UMass Dartmouth held two Undergraduate Commencement ceremonies on Friday, awarding approximately 1,450 undergraduate degrees to the Class of 2019 at Cressy Field on the university’s 710-acre main campus.

“This is your time to seek out and build a better world that is grounded in civil discourse, civility, mutual respect, and a strong sense of humanity,” Chancellor Robert E. Johnson said. “I now charge you, the Class of 2019, to take your collective genius and go forth with a strong sense of humanity and an unyielding faith to transform the world as a global citizen.”

“I am the first president to graduate from UMass and I know what a UMass education means firsthand. I also know what a UMass Dartmouth education does and the impact it will have on your life. You have the tools, you got the education, now you can set out and accomplish anything in your careers.” said UMass President Marty Meehan.

The afternoon undergraduate ceremony for the College of Engineering and the College of Arts & Sciences featured Congressman William R. Keating, who received the Chancellor’s Medal and delivered the commencement address. Congressman Keating told students “the first thing to remember in this changing world when people say to you that you’re too young for a certain job or to follow a certain path - don’t concede that, don’t be swayed by that. There’s no time for that.”

At the morning undergraduate ceremony for the College of Nursing, Charlton College of Business, and the College of Visual & Performing Arts, commencement speaker Ellen M. Zane, Chief Executive Officer & President Emeritus of Tufts Medical Center, received an honorary doctorate degree and addressed students. Speaking on her groundbreaking career, Zane told graduates “risk is good. If it were easy, anybody can do it. Taking jobs that are hard, harder than other people will want, will differentiate you and will give you opportunities others won't have…But be cautious, though not cowardly. Be courageous, because courage is contagious.”
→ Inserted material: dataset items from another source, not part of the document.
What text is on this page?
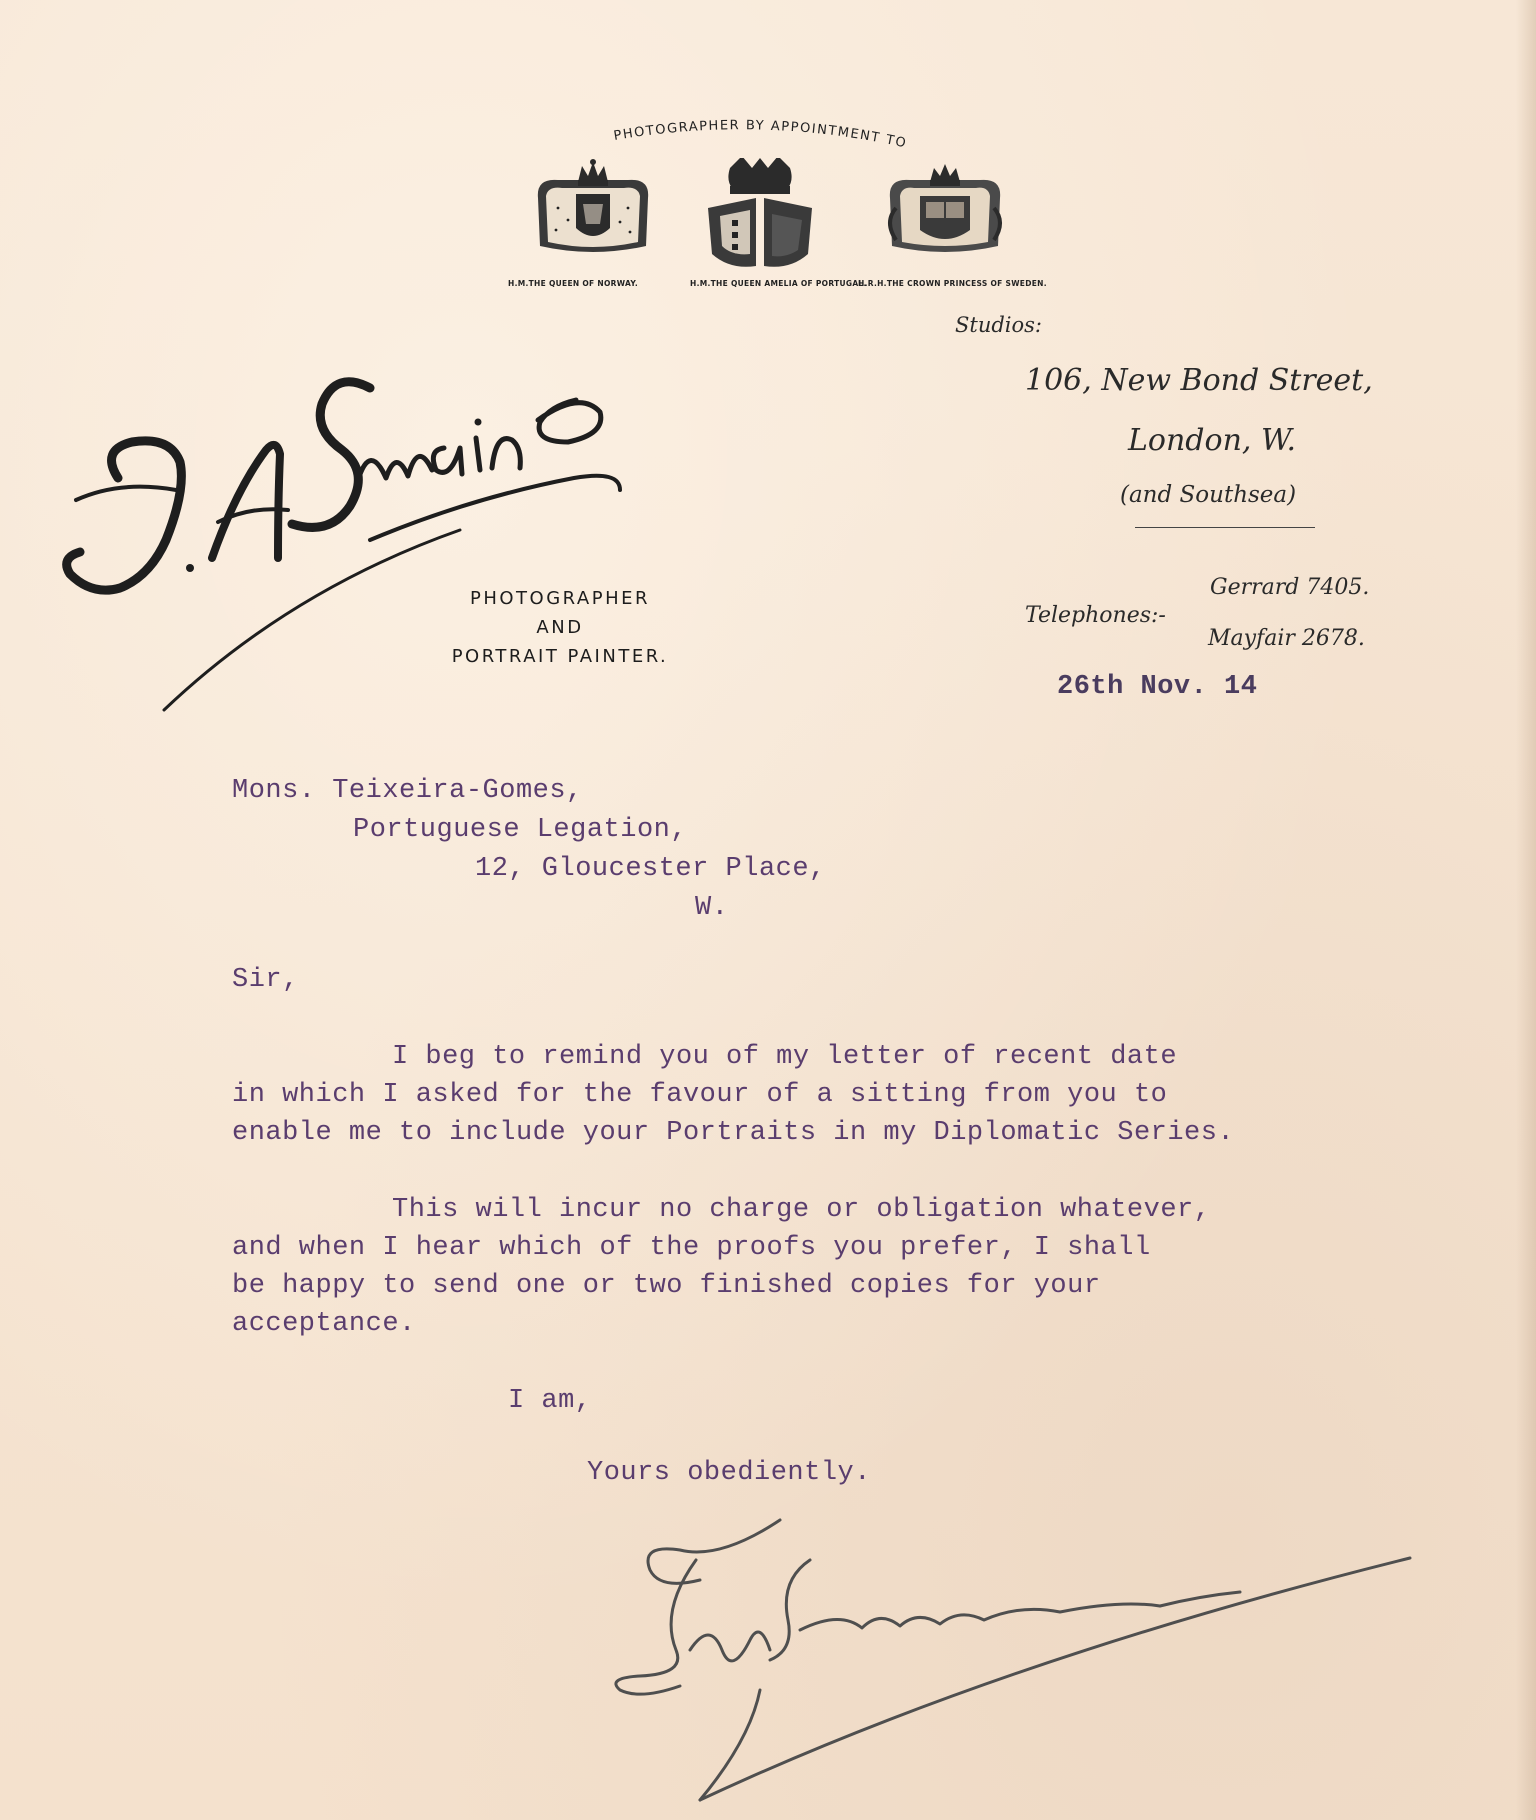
PHOTOGRAPHER BY APPOINTMENT TO
H.M.THE QUEEN OF NORWAY.	H.M.THE QUEEN AMELIA OF PORTUGAL.
H.R.H.THE CROWN PRINCESS OF SWEDEN.
PHOTOGRAPHER
AND
PORTRAIT PAINTER.
Studios:
106, New Bond Street,
London, W.
(and Southsea)
Telephones:-
Gerrard 7405.
Mayfair 2678.
26th Nov. 14
Mons. Teixeira-Gomes,
Portuguese Legation,
12, Gloucester Place,
W.
Sir,
I beg to remind you of my letter of recent date
in which I asked for the favour of a sitting from you to
enable me to include your Portraits in my Diplomatic Series.
This will incur no charge or obligation whatever,
and when I hear which of the proofs you prefer, I shall
be happy to send one or two finished copies for your
acceptance.
I am,
Yours obediently.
The morning student speaker was Silavong Phimmasone (Management Leadership) of Springfield, MA. A student member of the UMass Board of Trustees, Phimmasone told his fellow graduates, “It is a time to embrace the idea that every experience will make us stronger and prepare us to achieve our dreams. And remember, even when life is hard and it rains on us, we will continue to grow from it and the sun will shine again.”

The afternoon student speaker was Nneoma Ugwu (Civil Engineering) who came to UMass Dartmouth from Nigeria. Ugwu spoke of overcoming societal hurdles to becoming a black female engineer. “In Igbo, my mother tongue, there is a saying which is ‘Nwa Agu anaghi ata ahihia’ - meaning a lion’s child does not eat grass,” she said. “You see, a lion always knows they are a lion, even as a child. The lion in me is an engineer. Looking at all of us graduating today, I see a pride of lions.”

The university expects to confer nearly 2,000 undergraduate, graduate degree, and law degrees to the Class of 2019. The graduate and law ceremonies will take place on Monday, May 13 at 10 a.m. and 2 p.m. respectively.

More about the UMass Dartmouth Class of 2019

  • Graduates come from more than 33 countries, 34 states, and 257 Massachusetts communities.
  • The average age of graduating undergraduate students is 24.5 and graduate and law students 30.3.
  • Male graduates made up 48.2% of the class of 2019, while 51.8% of the class is females.
  • Students of color made up 31% of the Class of 2019.
  • For undergraduates, most degrees were conferred in Psychology, Marketing, Nursing, Accounting, and Crime & Justice Studies.
  • The most graduate degrees were conferred in Computer Science, Business Administration, Accounting, Teaching, and Mechanical Engineering.
  • The university awarded 32 Ph.D.’s and 48 Law degrees.